Okay, now we can discuss!!!!!!!

I am legitimately fascinated by how much my nephew (and other children I know) really REALLY love this book. I’d like to think it is because History is Fun, but since these are children who can’t speak English yet, probably not.

I think the appeal gets down to 4 things:

  1. Episodic and overaching narrative. The big story is Abe Lincoln finding his hat. But along the way there are all these slightly related incidents. Meaning if you get bored with the book, you can flip several pages at once and still have it make some sort of logical sense for the Big story.
  2. Dramatically different alternating color schemes. The pages go from almost all white and grey, to all brown, lots of people, to almost no people. I would have thought that The Youth would want a full filled in very busy picture, but instead the appeal seems to be the constant change page to page. If you don’t like brown, no worries, flip the page and you get a big crowd of multi-colored people!
  3. Repeated sentence structure. Each page is just “First Name Last Name is Doing This”. It’s very kind of hypnotic and soothing, at the same time that it is varied because it’s always a different name and a different action. It’s kind of like a sonnet, it starts AA (“Abe Lincoln Cannot find his hat”), and then is all BBBBBBBB through the rest of the book, before going back to A.
  4. Everyone looks different. First, I remember being slightly older than my nephew and seeing a photo of Frederick Douglas for the first time and immediately loving his hair. He just has AMAZING hair!!!! Like, all time great historical figure hair. So we definitely start on a high note. But then everyone else has some simple differences between them, skin tone or clothing or hair or whatever. It’s not boring, especially if you are working on figuring out how faces work and people work and stuff.
TIME for Kids | Frederick Douglass
See what I mean????? AMAZING HAIR!!!! Him, and Indira Gandhi, and Queen Elizabeth II, people you can recognize just from the back of their head.

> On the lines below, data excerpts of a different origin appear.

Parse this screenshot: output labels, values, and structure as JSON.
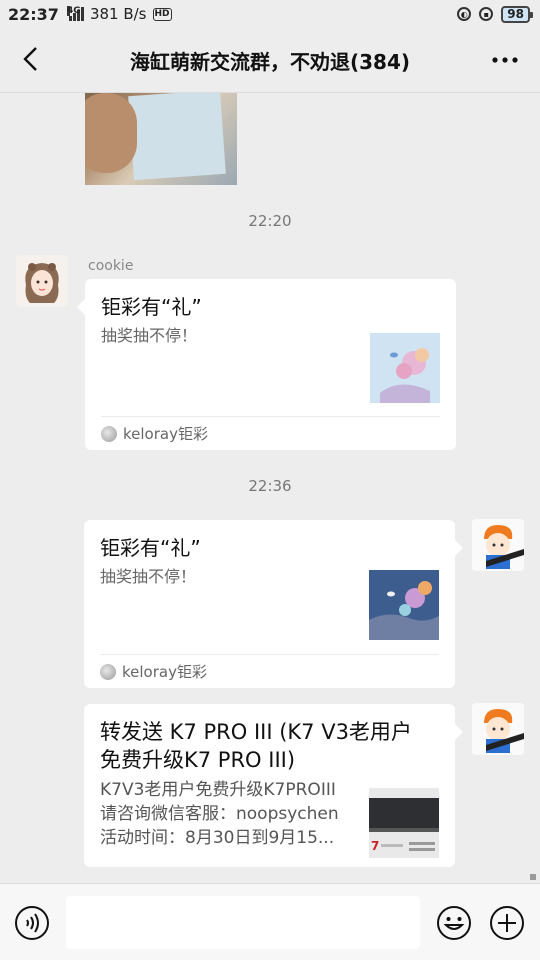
{
  "status_bar": {
    "time": "22:37",
    "network": "4G",
    "speed": "381 B/s",
    "hd": "HD",
    "battery": "98"
  },
  "header": {
    "title": "海缸萌新交流群，不劝退(384)"
  },
  "messages": {
    "time_1": "22:20",
    "time_2": "22:36",
    "msg_cookie": {
      "sender": "cookie",
      "title": "钜彩有“礼”",
      "desc": "抽奖抽不停！",
      "source": "keloray钜彩"
    },
    "msg_self_1": {
      "title": "钜彩有“礼”",
      "desc": "抽奖抽不停！",
      "source": "keloray钜彩"
    },
    "msg_self_2": {
      "title": "转发送 K7 PRO III (K7 V3老用户免费升级K7 PRO III)",
      "desc_line1": "K7V3老用户免费升级K7PROIII",
      "desc_line2": "请咨询微信客服：noopsychen",
      "desc_line3": "活动时间：8月30日到9月15..."
    }
  },
  "input_bar": {
    "placeholder": ""
  }
}
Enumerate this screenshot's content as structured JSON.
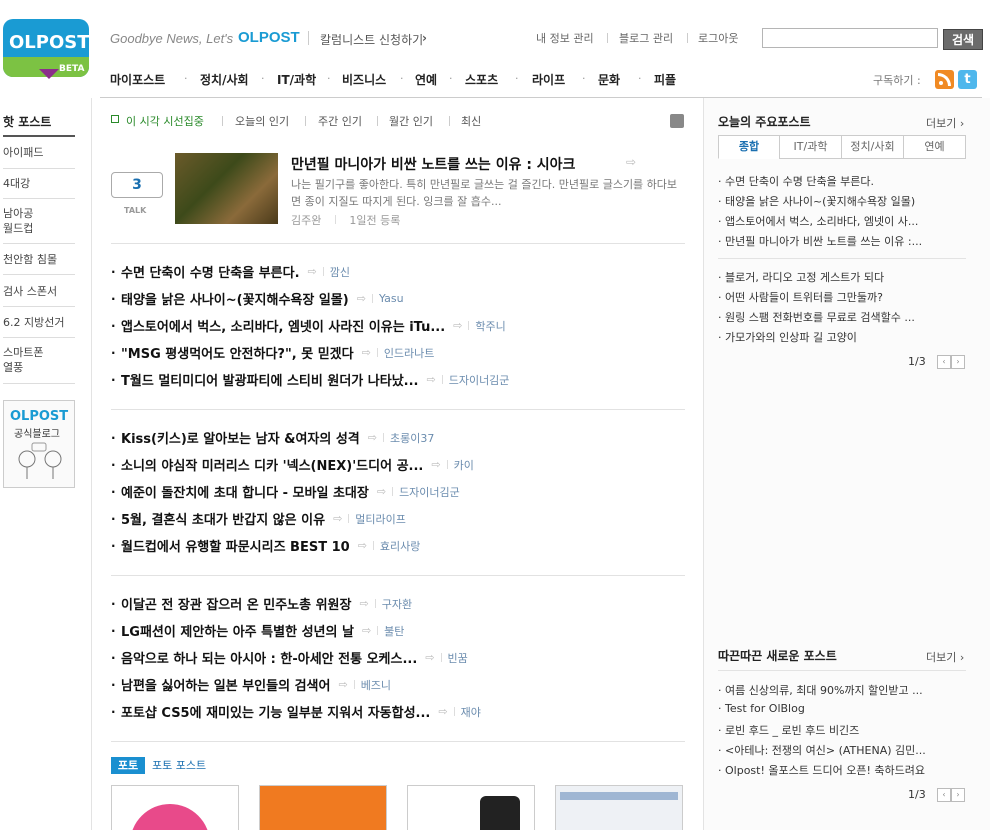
{
  "brand": {
    "logo_text": "OLPOST",
    "logo_sub": "BETA",
    "slogan": "Goodbye News,  Let's",
    "slogan_brand": "OLPOST",
    "apply_link": "칼럼니스트 신청하기",
    "apply_arrow": "›"
  },
  "util_links": [
    "내 정보 관리",
    "블로그 관리",
    "로그아웃"
  ],
  "search": {
    "placeholder": "",
    "button": "검색"
  },
  "gnb": [
    "마이포스트",
    "정치/사회",
    "IT/과학",
    "비즈니스",
    "연예",
    "스포츠",
    "라이프",
    "문화",
    "피플"
  ],
  "subscribe_label": "구독하기 :",
  "twitter_glyph": "t",
  "left": {
    "title": "핫 포스트",
    "items": [
      "아이패드",
      "4대강",
      "남아공\n월드컵",
      "천안함 침몰",
      "검사 스폰서",
      "6.2 지방선거",
      "스마트폰\n열풍"
    ],
    "banner_title": "OLPOST",
    "banner_sub": "공식블로그"
  },
  "main_tabs": [
    "이 시각 시선집중",
    "오늘의 인기",
    "주간 인기",
    "월간 인기",
    "최신"
  ],
  "feature": {
    "talk_count": "3",
    "talk_label": "TALK",
    "title": "만년필 마니아가 비싼 노트를 쓰는 이유 : 시아크",
    "desc": "나는 필기구를 좋아한다. 특히 만년필로 글쓰는 걸 즐긴다. 만년필로 글스기를 하다보면 종이 지질도 따지게 된다. 잉크를 잘 흡수...",
    "author": "김주완",
    "time": "1일전 등록"
  },
  "post_groups": [
    [
      {
        "title": "수면 단축이 수명 단축을 부른다.",
        "author": "깜신"
      },
      {
        "title": "태양을 낡은 사나이~(꽃지해수욕장 일몰)",
        "author": "Yasu"
      },
      {
        "title": "앱스토어에서 벅스, 소리바다, 엠넷이 사라진 이유는 iTu...",
        "author": "학주니"
      },
      {
        "title": "\"MSG 평생먹어도 안전하다?\", 못 믿겠다",
        "author": "인드라나트"
      },
      {
        "title": "T월드 멀티미디어 발광파티에 스티비 원더가 나타났...",
        "author": "드자이너김군"
      }
    ],
    [
      {
        "title": "Kiss(키스)로 알아보는 남자 &여자의 성격",
        "author": "초롱이37"
      },
      {
        "title": "소니의 야심작 미러리스 디카 '넥스(NEX)'드디어 공...",
        "author": "카이"
      },
      {
        "title": "예준이 돌잔치에 초대 합니다 - 모바일 초대장",
        "author": "드자이너김군"
      },
      {
        "title": "5월, 결혼식 초대가 반갑지 않은 이유",
        "author": "멀티라이프"
      },
      {
        "title": "월드컵에서 유행할 파문시리즈 BEST 10",
        "author": "효리사랑"
      }
    ],
    [
      {
        "title": "이달곤 전 장관 잡으러 온 민주노총 위원장",
        "author": "구자환"
      },
      {
        "title": "LG패션이 제안하는 아주 특별한 성년의 날",
        "author": "불탄"
      },
      {
        "title": "음악으로 하나 되는 아시아 : 한-아세안 전통 오케스...",
        "author": "빈꿈"
      },
      {
        "title": "남편을 싫어하는 일본 부인들의 검색어",
        "author": "베즈니"
      },
      {
        "title": "포토샵 CS5에 재미있는 기능 일부분 지워서 자동합성...",
        "author": "재야"
      }
    ]
  ],
  "share_glyph": "⇨",
  "photo": {
    "badge": "포토",
    "label": "포토 포스트"
  },
  "right": {
    "major": {
      "title": "오늘의 주요포스트",
      "more": "더보기 ›",
      "tabs": [
        "종합",
        "IT/과학",
        "정치/사회",
        "연예"
      ],
      "items_a": [
        "수면 단축이 수명 단축을 부른다.",
        "태양을 낡은 사나이~(꽃지해수욕장 일몰)",
        "앱스토어에서 벅스, 소리바다, 엠넷이 사...",
        "만년필 마니아가 비싼 노트를 쓰는 이유 :..."
      ],
      "items_b": [
        "블로거, 라디오 고정 게스트가 되다",
        "어떤 사람들이 트위터를 그만둘까?",
        "원링 스팸 전화번호를 무료로 검색할수 ...",
        "가모가와의 인상파 길 고양이"
      ],
      "page": "1/3"
    },
    "fresh": {
      "title": "따끈따끈 새로운 포스트",
      "more": "더보기 ›",
      "items": [
        "여름 신상의류, 최대 90%까지 할인받고 ...",
        "Test for OlBlog",
        "로빈 후드 _ 로빈 후드 비긴즈",
        "<아테나: 전쟁의 여신> (ATHENA) 김민...",
        "Olpost! 올포스트 드디어 오픈! 축하드려요"
      ],
      "page": "1/3"
    },
    "bullet": "·",
    "prev": "‹",
    "next": "›"
  }
}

Now, things that bother me as an Adult reading this book!

First, of course, the message that Abe is just a doofus looking for his hat while everyone else does the work. This does follow the sort of “Team of Rivals” theory that Abe’s greatest gift was in attracting allies. But I still think he could be doing MORE! Like, maybe establish that his draft of The Gettysburg Address is IN THE HAT, and that’s why he needs to find it.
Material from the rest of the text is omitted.